Excerpts from Jim Conrad's
Naturalist Newsletter

from the June 7, 2018 Newsletter issued from Rancho Regenesis in the woods ±4kms west of Ek Balam Ruins; elevation ~40m (~130 ft), N~20.876°, W~88.170°, central Yucatán, MÉXICO
GREEN JAY PORTRAIT

Below we have some nice Green Jay pictures, but in each image the bird is twisted around so that the head's handsome blue markings aren't visible. This week a Green Jay came up right beside me as I read on the hut's porch, affording the nice shot appearing below:

Green Jay, CYANOCORAX YNCAS


from the November 1, 2005 Newsletter written at Hacienda San Juan Lizarraga one kilometer east of Telchac Pueblo, Yucatán, MÉXICO, and issued from Hotel Reef Yucatan 13 kms to the north
GREEN JAYS

Green Jay, CYANOCORAX YNCAS

On my first trip into Mexico, hitching south on Mexico 85 from Laredo back in the 60s, I think the bird I most wanted to see was the Green Jay, CYANOCORAX YNCAS. I knew that jays were supposed to be blue, so the very name "Green Jay" struck me as heresy, and at that time in my life I was hungry for any heresy that came along. I vividly recall standing on the road with my backpack on, looking into a shadowy, weedy coffee plantation in the state of San Luis Potosi, just awestruck by my first spotting. Maybe that was the very moment I really got hooked on the tropics and its kinky way of throwing us Northerners for a loop.
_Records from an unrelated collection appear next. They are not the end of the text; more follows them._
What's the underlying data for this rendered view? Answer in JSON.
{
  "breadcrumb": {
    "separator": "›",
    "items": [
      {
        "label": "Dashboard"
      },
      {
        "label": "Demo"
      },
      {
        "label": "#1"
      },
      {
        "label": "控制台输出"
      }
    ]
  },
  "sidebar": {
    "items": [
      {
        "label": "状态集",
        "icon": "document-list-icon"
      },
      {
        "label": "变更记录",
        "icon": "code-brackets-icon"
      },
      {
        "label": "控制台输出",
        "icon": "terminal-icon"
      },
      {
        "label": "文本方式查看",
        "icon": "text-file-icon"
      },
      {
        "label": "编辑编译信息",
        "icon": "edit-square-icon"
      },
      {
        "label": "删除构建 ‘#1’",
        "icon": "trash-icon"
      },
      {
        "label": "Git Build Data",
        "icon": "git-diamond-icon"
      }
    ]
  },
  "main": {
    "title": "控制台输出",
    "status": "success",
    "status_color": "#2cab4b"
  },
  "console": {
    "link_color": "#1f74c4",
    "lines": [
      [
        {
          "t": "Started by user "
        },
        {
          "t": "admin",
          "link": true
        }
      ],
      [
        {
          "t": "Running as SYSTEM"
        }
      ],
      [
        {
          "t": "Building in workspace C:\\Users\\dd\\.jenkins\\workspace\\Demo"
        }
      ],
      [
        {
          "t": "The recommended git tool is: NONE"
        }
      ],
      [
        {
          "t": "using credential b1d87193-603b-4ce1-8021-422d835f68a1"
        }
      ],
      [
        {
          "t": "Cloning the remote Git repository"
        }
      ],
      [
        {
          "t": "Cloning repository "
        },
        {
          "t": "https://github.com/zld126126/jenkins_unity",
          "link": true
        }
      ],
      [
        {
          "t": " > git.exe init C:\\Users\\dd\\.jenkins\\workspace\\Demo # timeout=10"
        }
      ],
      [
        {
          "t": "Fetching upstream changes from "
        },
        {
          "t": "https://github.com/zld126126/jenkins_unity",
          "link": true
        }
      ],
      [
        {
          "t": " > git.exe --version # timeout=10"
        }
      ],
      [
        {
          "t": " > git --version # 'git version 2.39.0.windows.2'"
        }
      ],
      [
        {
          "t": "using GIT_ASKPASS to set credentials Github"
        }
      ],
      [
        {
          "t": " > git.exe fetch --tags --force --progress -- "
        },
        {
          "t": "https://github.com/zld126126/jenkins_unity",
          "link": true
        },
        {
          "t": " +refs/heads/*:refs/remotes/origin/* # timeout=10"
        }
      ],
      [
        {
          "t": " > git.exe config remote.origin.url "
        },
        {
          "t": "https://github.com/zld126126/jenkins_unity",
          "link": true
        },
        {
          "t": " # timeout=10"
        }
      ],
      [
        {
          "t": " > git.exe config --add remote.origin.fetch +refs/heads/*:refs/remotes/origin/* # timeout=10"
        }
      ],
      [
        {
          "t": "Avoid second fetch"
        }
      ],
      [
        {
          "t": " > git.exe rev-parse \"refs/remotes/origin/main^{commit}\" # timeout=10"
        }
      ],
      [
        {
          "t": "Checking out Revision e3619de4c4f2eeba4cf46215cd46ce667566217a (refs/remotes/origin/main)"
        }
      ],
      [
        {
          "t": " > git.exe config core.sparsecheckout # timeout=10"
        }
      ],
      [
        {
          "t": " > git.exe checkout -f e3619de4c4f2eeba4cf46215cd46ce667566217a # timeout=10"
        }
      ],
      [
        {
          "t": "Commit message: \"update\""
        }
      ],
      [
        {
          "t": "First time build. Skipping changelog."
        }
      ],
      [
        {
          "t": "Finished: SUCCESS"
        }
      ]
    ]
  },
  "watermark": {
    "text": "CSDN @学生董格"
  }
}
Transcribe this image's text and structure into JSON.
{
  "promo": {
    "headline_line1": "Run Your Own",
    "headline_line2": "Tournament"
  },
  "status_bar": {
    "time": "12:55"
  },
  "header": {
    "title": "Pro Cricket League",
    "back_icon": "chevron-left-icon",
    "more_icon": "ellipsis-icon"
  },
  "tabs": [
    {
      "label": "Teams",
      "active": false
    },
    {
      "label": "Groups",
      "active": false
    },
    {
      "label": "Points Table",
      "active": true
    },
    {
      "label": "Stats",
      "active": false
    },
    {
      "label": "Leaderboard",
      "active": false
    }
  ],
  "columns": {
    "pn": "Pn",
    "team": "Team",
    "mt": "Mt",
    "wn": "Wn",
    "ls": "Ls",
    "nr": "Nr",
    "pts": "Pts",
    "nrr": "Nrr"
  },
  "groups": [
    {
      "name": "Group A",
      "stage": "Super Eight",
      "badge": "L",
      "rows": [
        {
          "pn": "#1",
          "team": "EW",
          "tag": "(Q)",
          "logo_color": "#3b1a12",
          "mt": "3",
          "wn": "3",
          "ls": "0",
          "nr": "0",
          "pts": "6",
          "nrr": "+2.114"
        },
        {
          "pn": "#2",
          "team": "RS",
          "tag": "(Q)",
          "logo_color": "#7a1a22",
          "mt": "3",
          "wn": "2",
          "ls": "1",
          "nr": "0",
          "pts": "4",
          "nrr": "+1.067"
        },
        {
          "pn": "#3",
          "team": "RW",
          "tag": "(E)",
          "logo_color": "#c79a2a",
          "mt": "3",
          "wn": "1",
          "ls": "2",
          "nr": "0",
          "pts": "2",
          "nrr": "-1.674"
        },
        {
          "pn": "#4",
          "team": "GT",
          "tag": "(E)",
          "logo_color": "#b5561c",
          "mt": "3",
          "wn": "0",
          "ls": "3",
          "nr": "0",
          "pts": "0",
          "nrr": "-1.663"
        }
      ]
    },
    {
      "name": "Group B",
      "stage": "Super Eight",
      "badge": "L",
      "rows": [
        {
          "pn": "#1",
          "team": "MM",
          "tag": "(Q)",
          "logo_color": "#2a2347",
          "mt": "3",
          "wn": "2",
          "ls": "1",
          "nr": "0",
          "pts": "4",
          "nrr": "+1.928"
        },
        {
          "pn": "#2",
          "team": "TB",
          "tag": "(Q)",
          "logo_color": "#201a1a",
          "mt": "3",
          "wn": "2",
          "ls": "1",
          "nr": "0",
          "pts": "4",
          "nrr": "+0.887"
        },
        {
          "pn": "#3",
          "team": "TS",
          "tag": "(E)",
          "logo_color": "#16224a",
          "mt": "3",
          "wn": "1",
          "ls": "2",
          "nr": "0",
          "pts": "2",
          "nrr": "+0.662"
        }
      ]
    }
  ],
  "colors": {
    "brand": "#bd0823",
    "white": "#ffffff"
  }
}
Black bill, face, throat and chest, blue crown and nape, greenish blue tail with yellow outer feathers, bright yellow eyes, underparts and a truly green back and wings... That's what I saw this week in shadowy, weedy scrub along the road as a Green Jay again and again slammed a very fuzzy, white caterpillar onto a tree limb softening him up, while a second jay watched. When the watcher saw me she screamed a somewhat jaylike ahrrrrrrrrrr and the two flew into the shadows.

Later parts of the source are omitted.